When ever I'm around her it feels so wrong. She's having an affair and its tearing me apart. My dad is great to her (still) he knows but he's staying with her for my sisters sake. She's self harming because of it all and she doesn't want them to divorce. My mum has never supported me. Ever since I came out she's always been bad mouthing me behind my back. Everyday she makes me feel abnormal, she mocks me because of who I am. She picks at all my imperfections and compares me to other people. Even what I wear is an issue, I don't like to dress girly so I'm dress more masculine and she compares me to all the girls in the street, my friends even my sister. I feel strange and sometimes I can't take so I cut. I've been 3 months clean but it's difficult when she's always making fun of you and everyone is falling apart because of her. I don't know what to do. It hurts to hug her. It shouldn't be like this. She takes all my money aswell. My grandma is basically my mum she looks after me because my mum is always 'working'. My grandparents are ill and dying so when they're gone I'll be lost. Can anyone help?
2 Answers
- TorchbugLv 76 years ago
You're right, "it shouldn't be like this," but it is. I'm sorry you have to go through this and I'm sorry your mom has let you down, and let the family down, in a big way. But you can't change the situation by hoping it will be different. That frustration will destroy you and eat you up. I don't know how old you are, but if you're old enough to be on a computer and type such a well-written message, you're old enough to realize that you can love your mom but you don't need her approval any more. You're not a tiny baby who is going to die without her attention. You are not helpless. You have your dad, your sister, your grandparents (for now), and you can build a support network of friends, teachers, pets, neighbors, the LGBTQ community, church (if that's your thing -- there are some churches that support LGBTQ), etc. You DO know "what to do." Be you.
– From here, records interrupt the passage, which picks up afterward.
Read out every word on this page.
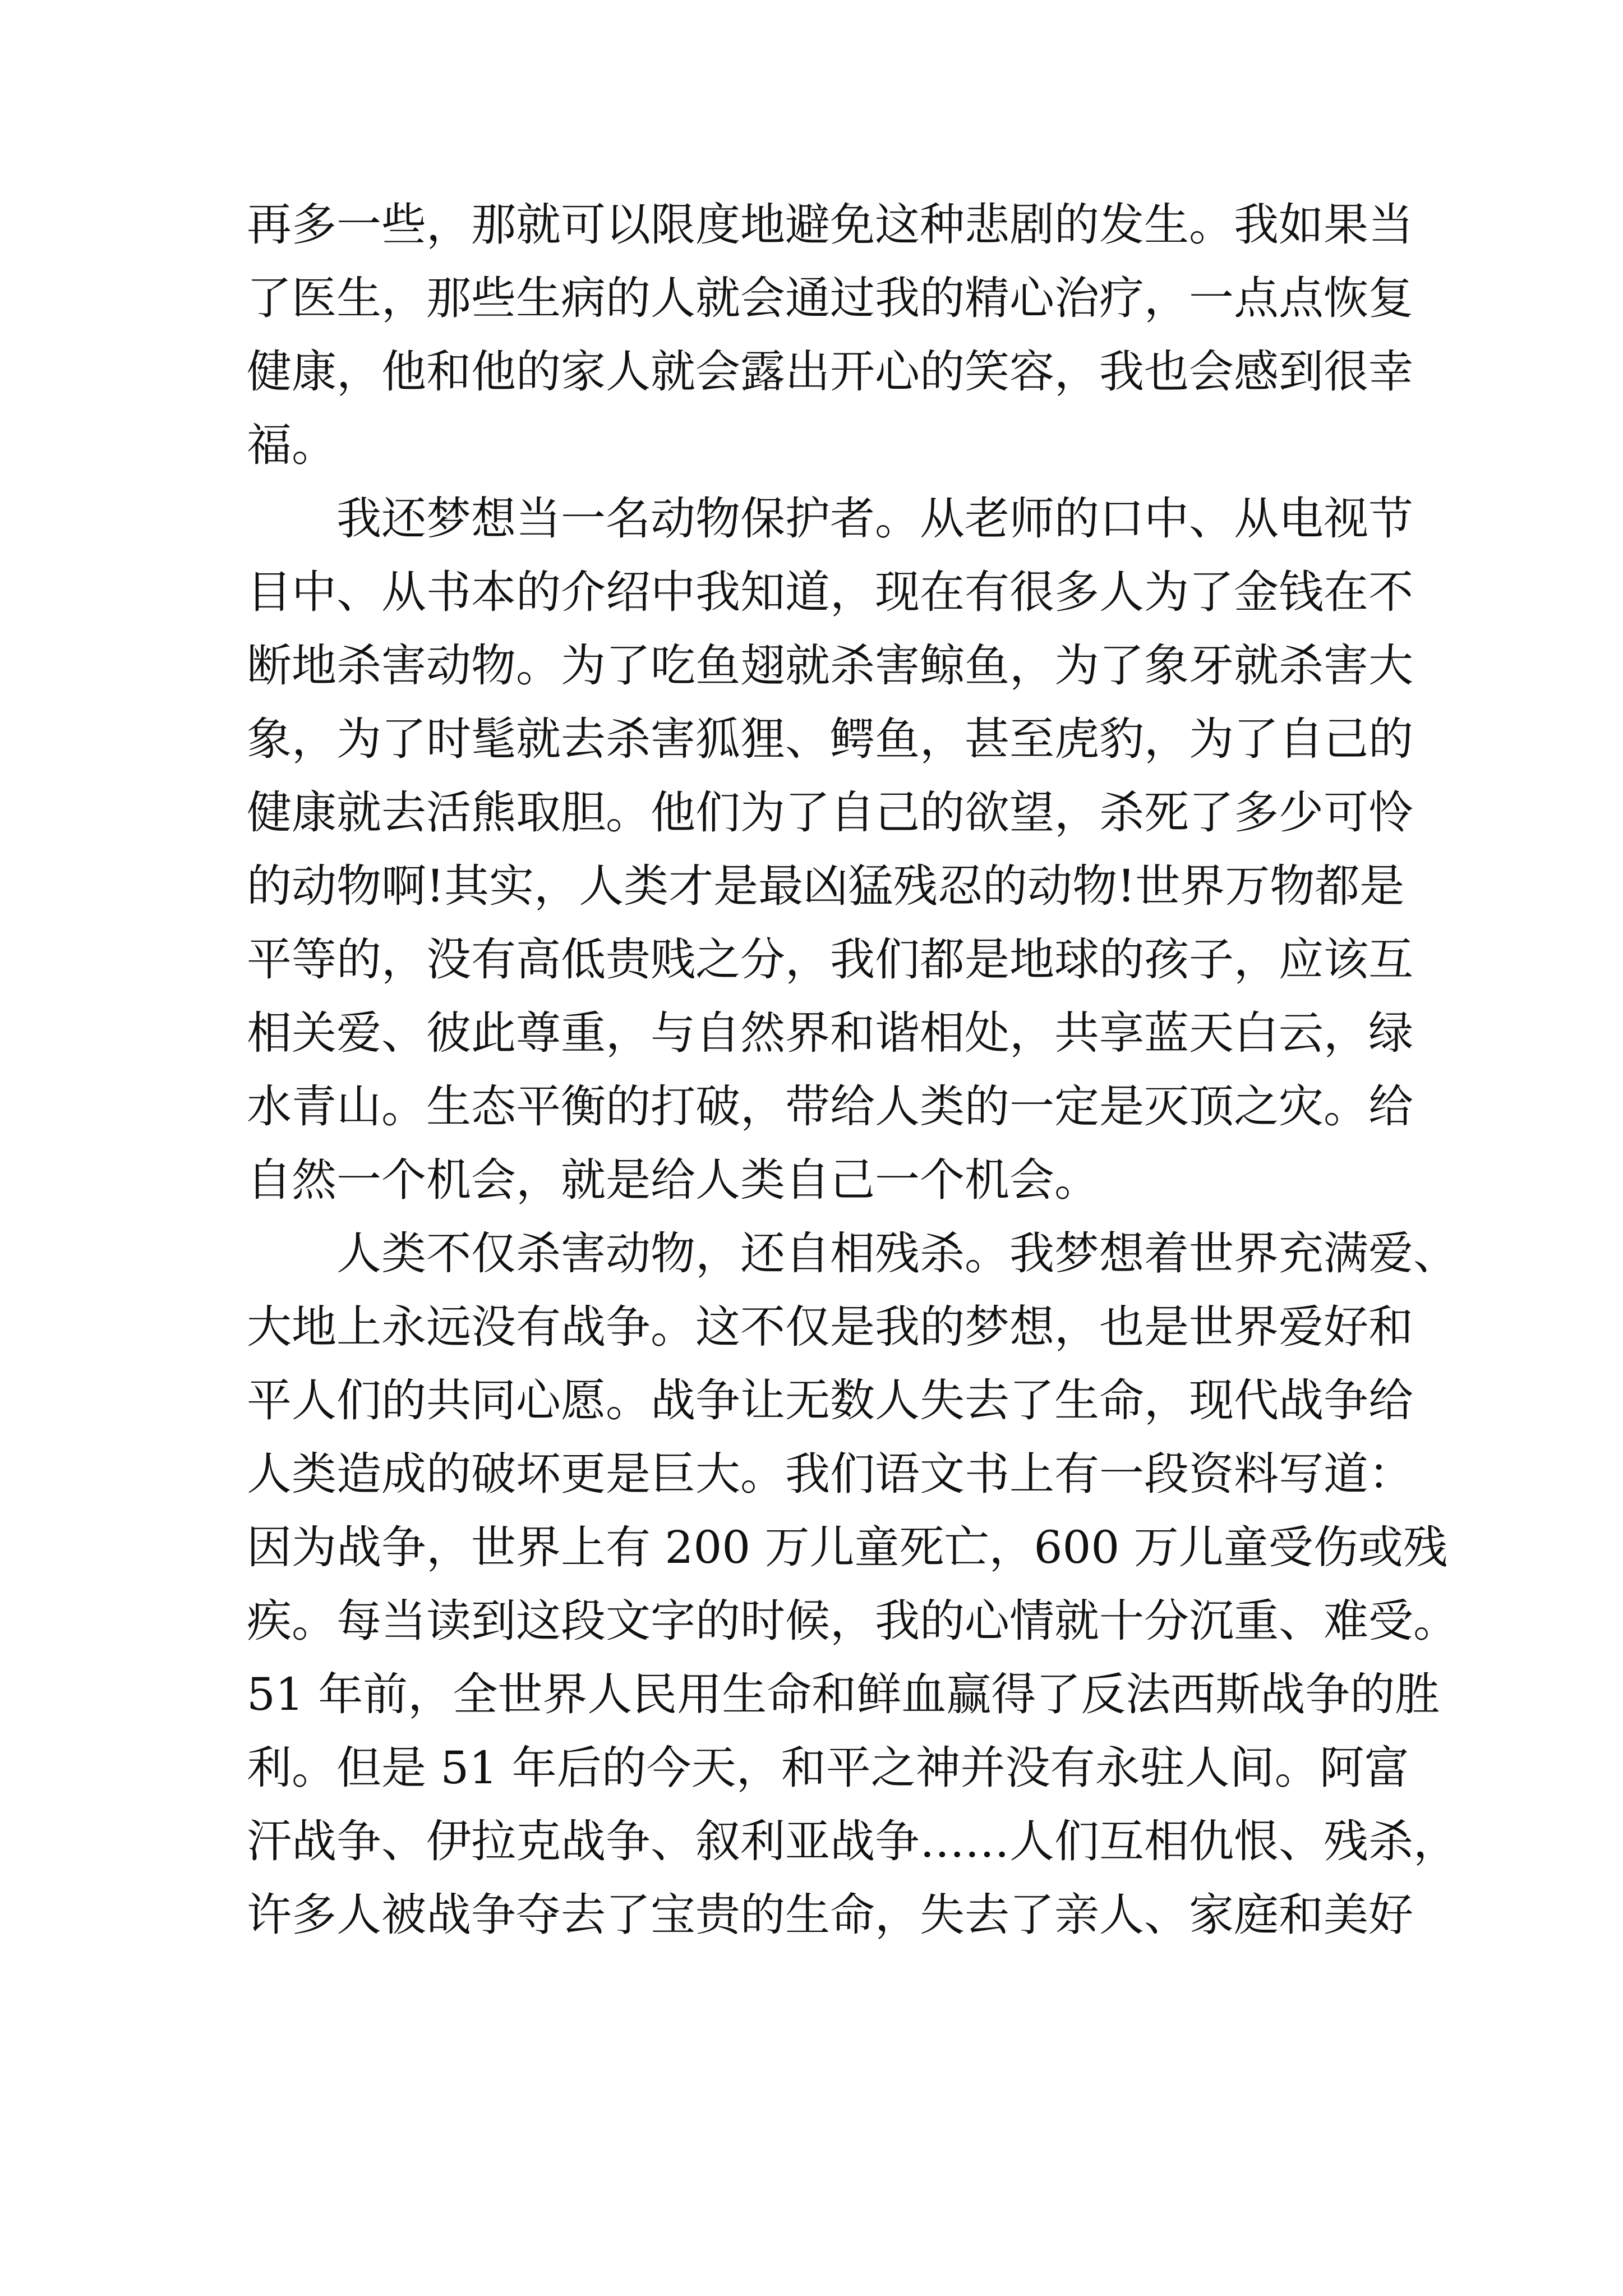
再多一些，那就可以限度地避免这种悲剧的发生。我如果当
了医生，那些生病的人就会通过我的精心治疗，一点点恢复
健康，他和他的家人就会露出开心的笑容，我也会感到很幸
福。
我还梦想当一名动物保护者。从老师的口中、从电视节
目中、从书本的介绍中我知道，现在有很多人为了金钱在不
断地杀害动物。为了吃鱼翅就杀害鲸鱼，为了象牙就杀害大
象，为了时髦就去杀害狐狸、鳄鱼，甚至虎豹，为了自己的
健康就去活熊取胆。他们为了自己的欲望，杀死了多少可怜
的动物啊!其实，人类才是最凶猛残忍的动物!世界万物都是
平等的，没有高低贵贱之分，我们都是地球的孩子，应该互
相关爱、彼此尊重，与自然界和谐相处，共享蓝天白云，绿
水青山。生态平衡的打破，带给人类的一定是灭顶之灾。给
自然一个机会，就是给人类自己一个机会。
人类不仅杀害动物，还自相残杀。我梦想着世界充满爱、
大地上永远没有战争。这不仅是我的梦想，也是世界爱好和
平人们的共同心愿。战争让无数人失去了生命，现代战争给
人类造成的破坏更是巨大。我们语文书上有一段资料写道：
因为战争，世界上有 200 万儿童死亡，600 万儿童受伤或残
疾。每当读到这段文字的时候，我的心情就十分沉重、难受。
51 年前，全世界人民用生命和鲜血赢得了反法西斯战争的胜
利。但是 51 年后的今天，和平之神并没有永驻人间。阿富
汗战争、伊拉克战争、叙利亚战争……人们互相仇恨、残杀，
许多人被战争夺去了宝贵的生命，失去了亲人、家庭和美好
Don't be afraid to assert yourself -- you don't have to yell or cry or threaten, just take a deep breath and say, "This is how I dress mom, I'm not going to change, so stop talking about it." Or, "I'm sick of watching you cheat on dad." Or, "Maybe if you weren't such a self-centered *****, your kids wouldn't be cutting themselves." Or whatever you feel like you need to say. Be honest and that might help you relieve some of the pressure and stress, at least on your end, because you won't be keeping it bottled up inside. Don't hug her if you don't want to hug her, right now. I'd say she's worked really hard to destroy any family love, so I can understand why you wouldn't want to hug her. But do try to find it in your heart to forgive your mom for her weaknesses and narrow minded ideas. She is what she is, probably because of the way she grew up. She's obviously unhappy or she wouldn't be doing these things.
I hope your family is getting some counseling, alone or together. If not, maybe ask your dad about that?